Honrados “caloteiros” salvam a economia

Antonio Delfim Netto (*)

Muito pouco se tem falado sobre a performance da agricultura nesses últimos dois anos. Bastou ampliar o crédito ao setor e liberar o dinheiro na hora certa, para que os agricultores respondessem com uma safra de 100 milhões de toneladas de grãos em 2002. Talvez seja este o único sucesso a comemorar ao final do segundo mandato do presidente Fernando Henrique. Ele só acontece porque o ministro Pratini de Moraes foi capaz de dobrar as resistências da área econômica do governo, impondo a expansão do crédito rural e lutando por sua liberação em tempo para o plantio. Depois de cinco anos de patinação, a agricultura respondeu rapidamente aos estímulos do crédito e principalmente do câmbio flutuante, aumentando a produção de 76 milhões para as 100 milhões de toneladas que eram o objetivo do primeiro mandato.

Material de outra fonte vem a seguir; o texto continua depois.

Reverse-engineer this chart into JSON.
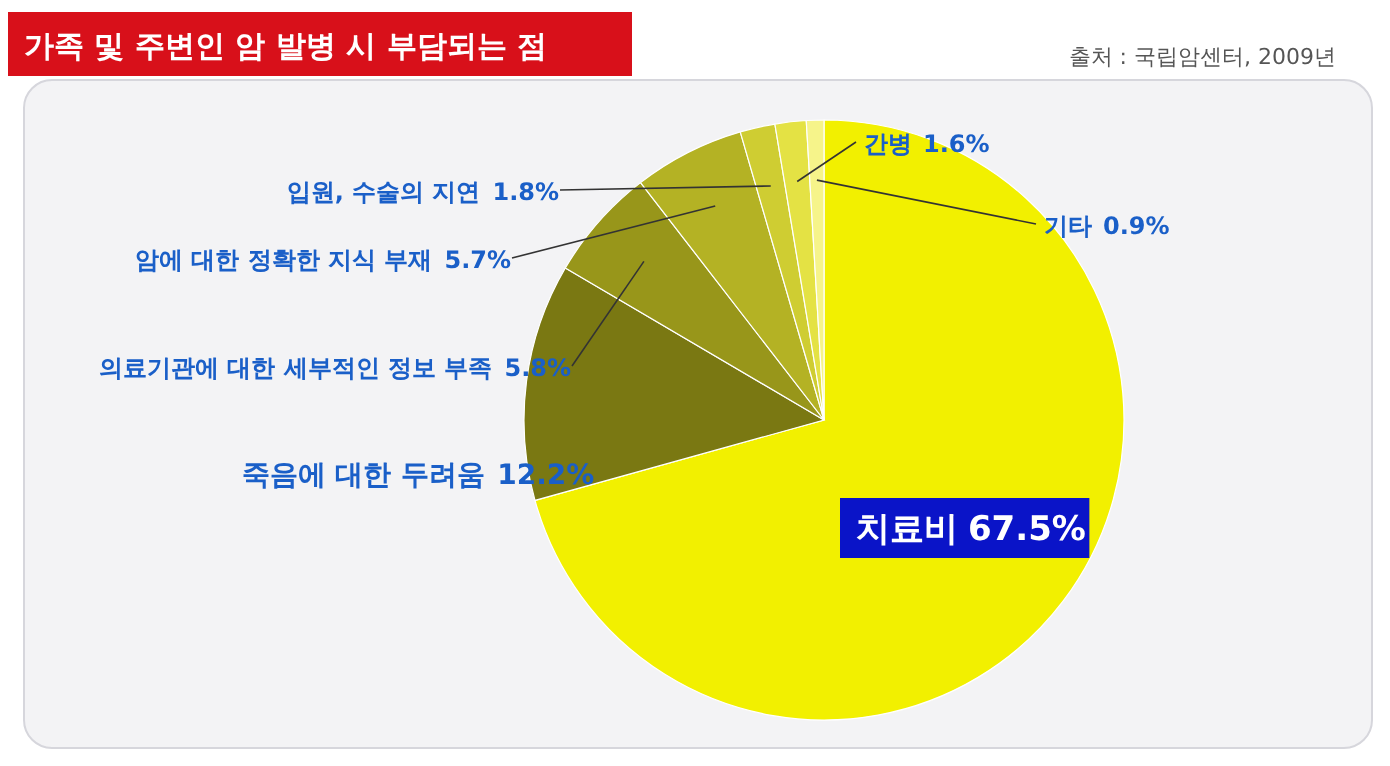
{
  "chart_data": {
    "type": "pie",
    "title": "가족 및 주변인 암 발병 시 부담되는 점",
    "annotations": [
      "출처 : 국립암센터, 2009년"
    ],
    "categories": [
      "치료비",
      "죽음에 대한 두려움",
      "의료기관에 대한 세부적인 정보 부족",
      "암에 대한 정확한 지식 부재",
      "입원, 수술의 지연",
      "간병",
      "기타"
    ],
    "values": [
      67.5,
      12.2,
      5.8,
      5.7,
      1.8,
      1.6,
      0.9
    ],
    "colors": [
      "#f2f000",
      "#7a7812",
      "#98961a",
      "#b4b224",
      "#cfcd32",
      "#e4e244",
      "#f6f48a"
    ],
    "value_labels": [
      "67.5%",
      "12.2%",
      "5.8%",
      "5.7%",
      "1.8%",
      "1.6%",
      "0.9%"
    ]
  }
}
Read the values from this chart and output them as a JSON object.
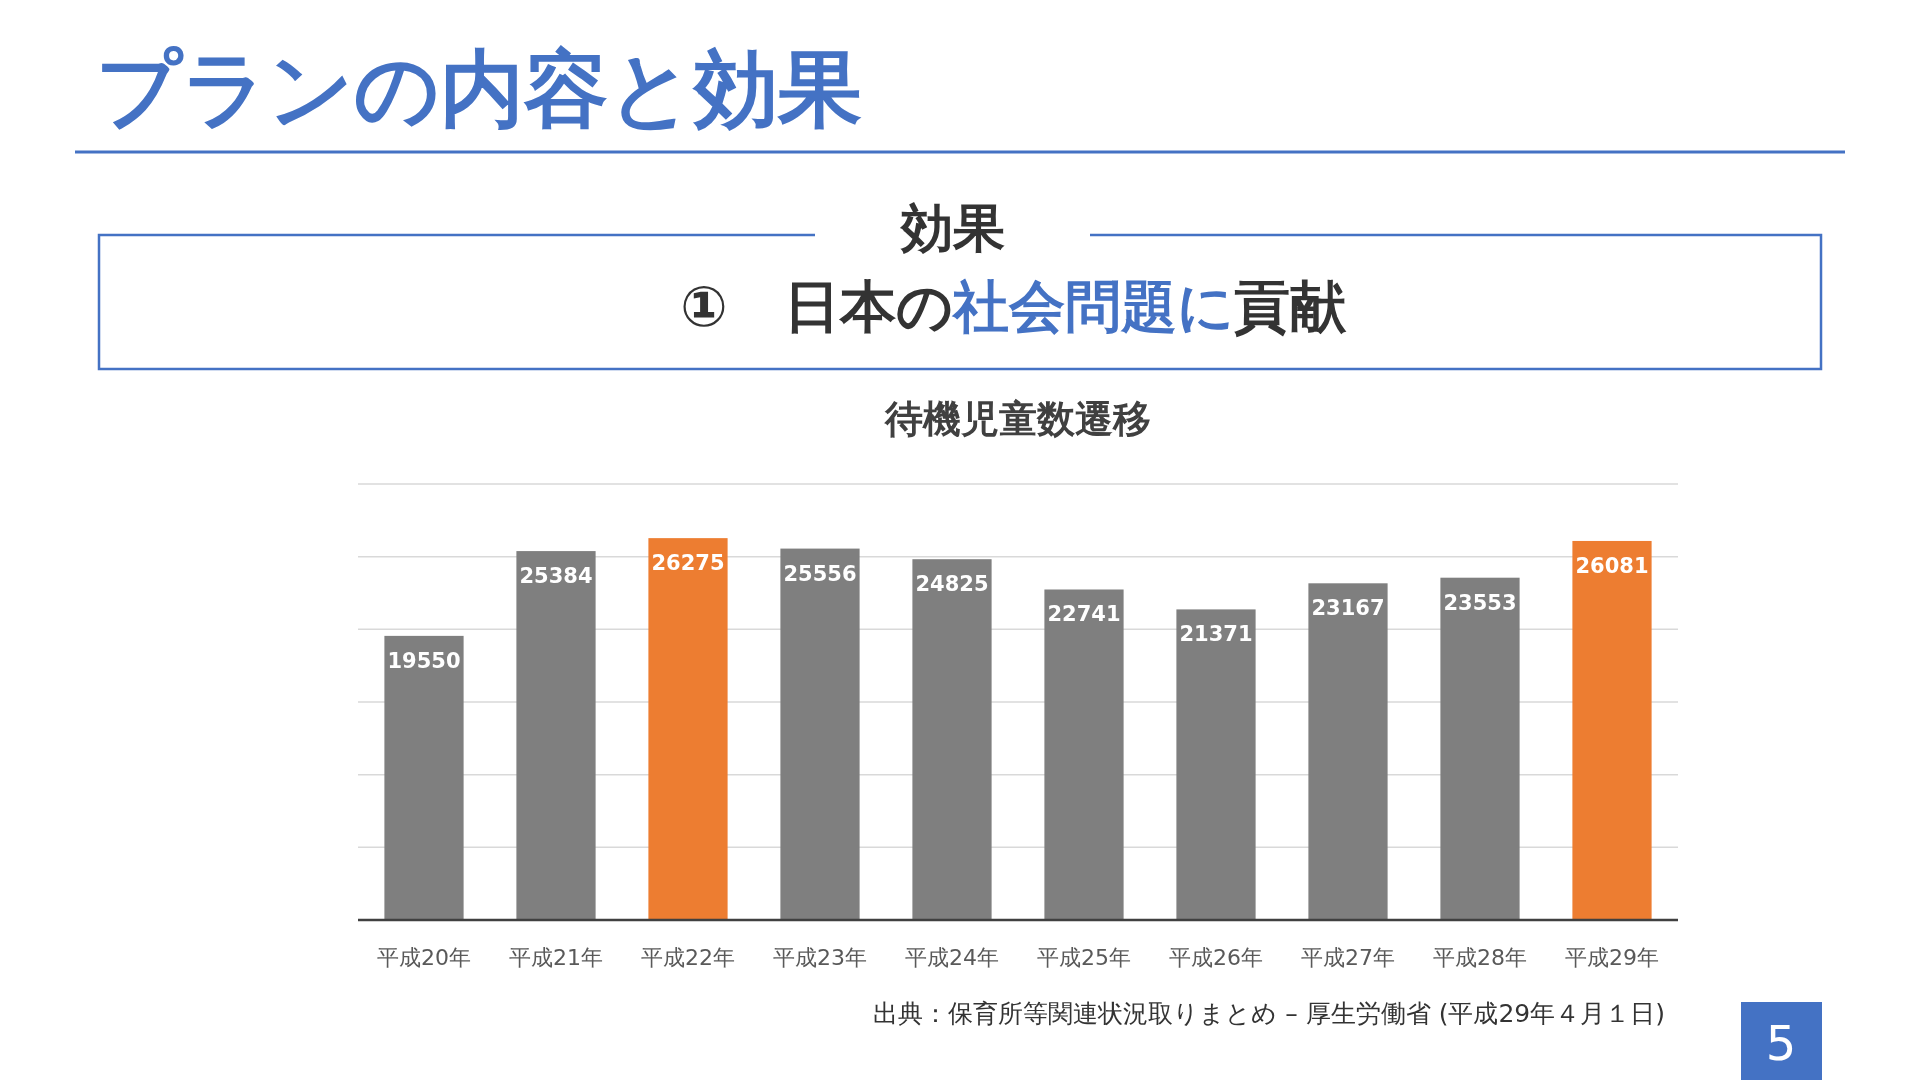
{
  "chart_data": {
    "type": "bar",
    "title": "待機児童数遷移",
    "categories": [
      "平成20年",
      "平成21年",
      "平成22年",
      "平成23年",
      "平成24年",
      "平成25年",
      "平成26年",
      "平成27年",
      "平成28年",
      "平成29年"
    ],
    "values": [
      19550,
      25384,
      26275,
      25556,
      24825,
      22741,
      21371,
      23167,
      23553,
      26081
    ],
    "colors": [
      "#7f7f7f",
      "#7f7f7f",
      "#ed7d31",
      "#7f7f7f",
      "#7f7f7f",
      "#7f7f7f",
      "#7f7f7f",
      "#7f7f7f",
      "#7f7f7f",
      "#ed7d31"
    ],
    "ylim": [
      0,
      30000
    ],
    "yticks": [
      {
        "value": 0,
        "label": null
      },
      {
        "value": 5000,
        "label": null
      },
      {
        "value": 10000,
        "label": null
      },
      {
        "value": 15000,
        "label": null
      },
      {
        "value": 20000,
        "label": null
      },
      {
        "value": 25000,
        "label": null
      },
      {
        "value": 30000,
        "label": null
      }
    ],
    "tick_labels": "x",
    "grid": "y",
    "data_labels": true,
    "annotations": [
      "プランの内容と効果",
      "効果",
      "①　日本の",
      "社会問題に",
      "貢献",
      "出典：保育所等関連状況取りまとめ – 厚生労働省 (平成29年４月１日)",
      "5"
    ]
  }
}
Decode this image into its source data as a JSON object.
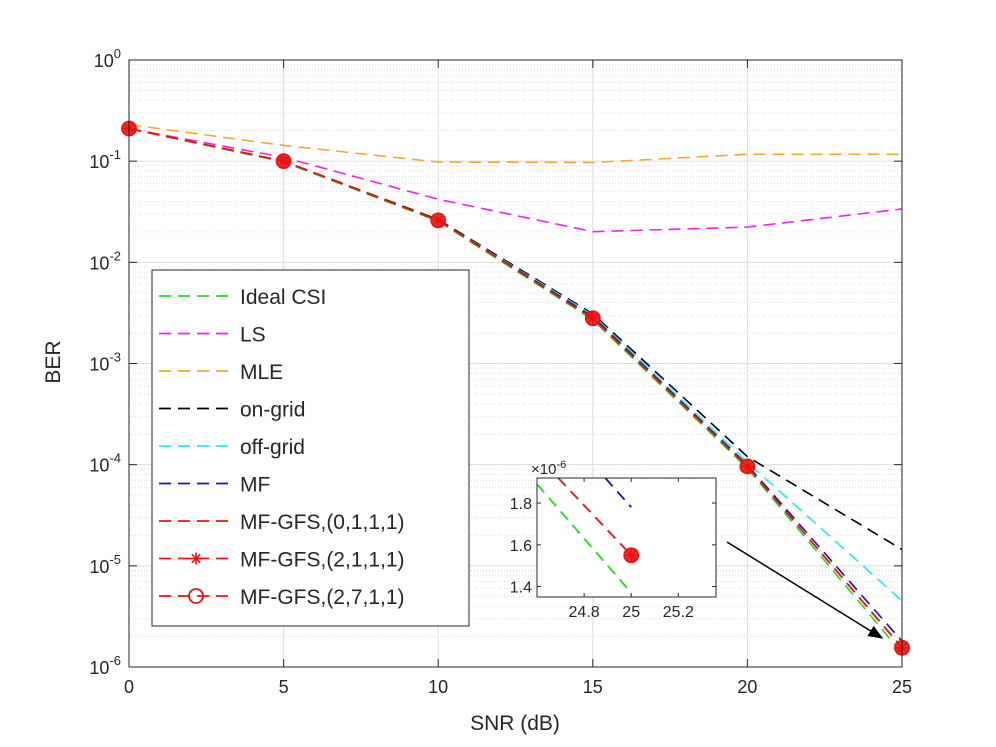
{
  "chart_data": {
    "type": "line",
    "xlabel": "SNR (dB)",
    "ylabel": "BER",
    "x_ticks": [
      0,
      5,
      10,
      15,
      20,
      25
    ],
    "xlim": [
      0,
      25
    ],
    "ylim": [
      1e-06,
      1
    ],
    "y_scale": "log",
    "y_ticks": [
      {
        "base": "10",
        "exp": "0",
        "value": 1
      },
      {
        "base": "10",
        "exp": "-1",
        "value": 0.1
      },
      {
        "base": "10",
        "exp": "-2",
        "value": 0.01
      },
      {
        "base": "10",
        "exp": "-3",
        "value": 0.001
      },
      {
        "base": "10",
        "exp": "-4",
        "value": 0.0001
      },
      {
        "base": "10",
        "exp": "-5",
        "value": 1e-05
      },
      {
        "base": "10",
        "exp": "-6",
        "value": 1e-06
      }
    ],
    "grid": true,
    "legend_position": "lower-left",
    "x": [
      0,
      5,
      10,
      15,
      20,
      25
    ],
    "series": [
      {
        "name": "Ideal CSI",
        "color": "#22dd22",
        "marker": "none",
        "values": [
          0.21,
          0.098,
          0.0255,
          0.0027,
          9.2e-05,
          1.37e-06
        ]
      },
      {
        "name": "LS",
        "color": "#ee22ee",
        "marker": "none",
        "values": [
          0.21,
          0.109,
          0.042,
          0.0201,
          0.0223,
          0.0337
        ]
      },
      {
        "name": "MLE",
        "color": "#eeaa33",
        "marker": "none",
        "values": [
          0.23,
          0.143,
          0.098,
          0.097,
          0.117,
          0.117
        ]
      },
      {
        "name": "on-grid",
        "color": "#000000",
        "marker": "none",
        "values": [
          0.21,
          0.1,
          0.0265,
          0.0031,
          0.00012,
          1.45e-05
        ]
      },
      {
        "name": "off-grid",
        "color": "#22eeee",
        "marker": "none",
        "values": [
          0.21,
          0.1,
          0.026,
          0.003,
          0.000105,
          4.5e-06
        ]
      },
      {
        "name": "MF",
        "color": "#1111cc",
        "marker": "none",
        "values": [
          0.21,
          0.1,
          0.026,
          0.0029,
          9.9e-05,
          1.8e-06
        ]
      },
      {
        "name": "MF-GFS,(0,1,1,1)",
        "color": "#ee1111",
        "marker": "none",
        "values": [
          0.21,
          0.1,
          0.026,
          0.0028,
          9.6e-05,
          1.55e-06
        ]
      },
      {
        "name": "MF-GFS,(2,1,1,1)",
        "color": "#ee1111",
        "marker": "asterisk",
        "values": [
          0.21,
          0.1,
          0.026,
          0.0028,
          9.6e-05,
          1.55e-06
        ]
      },
      {
        "name": "MF-GFS,(2,7,1,1)",
        "color": "#ee1111",
        "marker": "circle",
        "values": [
          0.21,
          0.1,
          0.026,
          0.0028,
          9.6e-05,
          1.55e-06
        ]
      }
    ],
    "inset": {
      "scale_label_base": "×10",
      "scale_label_exp": "-6",
      "xlim": [
        24.6,
        25.36
      ],
      "ylim": [
        1.35,
        1.92
      ],
      "x_ticks": [
        "24.8",
        "25",
        "25.2"
      ],
      "x_tick_values": [
        24.8,
        25,
        25.2
      ],
      "y_ticks": [
        "1.4",
        "1.6",
        "1.8"
      ],
      "y_tick_values": [
        1.4,
        1.6,
        1.8
      ],
      "series": [
        {
          "name": "Ideal CSI",
          "color": "#22dd22",
          "x": [
            24.6,
            25
          ],
          "values": [
            1.89,
            1.37
          ]
        },
        {
          "name": "MF-GFS,(2,7,1,1)",
          "color": "#ee1111",
          "x": [
            24.69,
            25
          ],
          "values": [
            1.92,
            1.55
          ],
          "end_marker": "circle"
        },
        {
          "name": "MF",
          "color": "#1111cc",
          "x": [
            24.89,
            25
          ],
          "values": [
            1.92,
            1.78
          ]
        }
      ]
    }
  }
}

Foram os sofridos ruralistas, acoimados de "caloteiros" pela imprensa servil ao governo, que taparam o rombo das contas externas ao proporcionar um superávit comercial de 19 bilhões de dólares. Sem esse resultado, o Brasil teria feito um papelão parecido com o da Argentina. Além de reduzir o desequilíbrio de nossas contas externas a produção rural vai impedir que o PIB este ano tenha um crescimento praticamente nulo. Com a queda continuada do nível de atividade nos demais setores da economia, a taxa de crescimento do PIB está sendo revista para um intervalo entre 1,5% e 1%. Provavelmente será negativo em termos de crescimento per capita, mas o desastre seria maior se a agricultura não tivesse produzido o que produziu.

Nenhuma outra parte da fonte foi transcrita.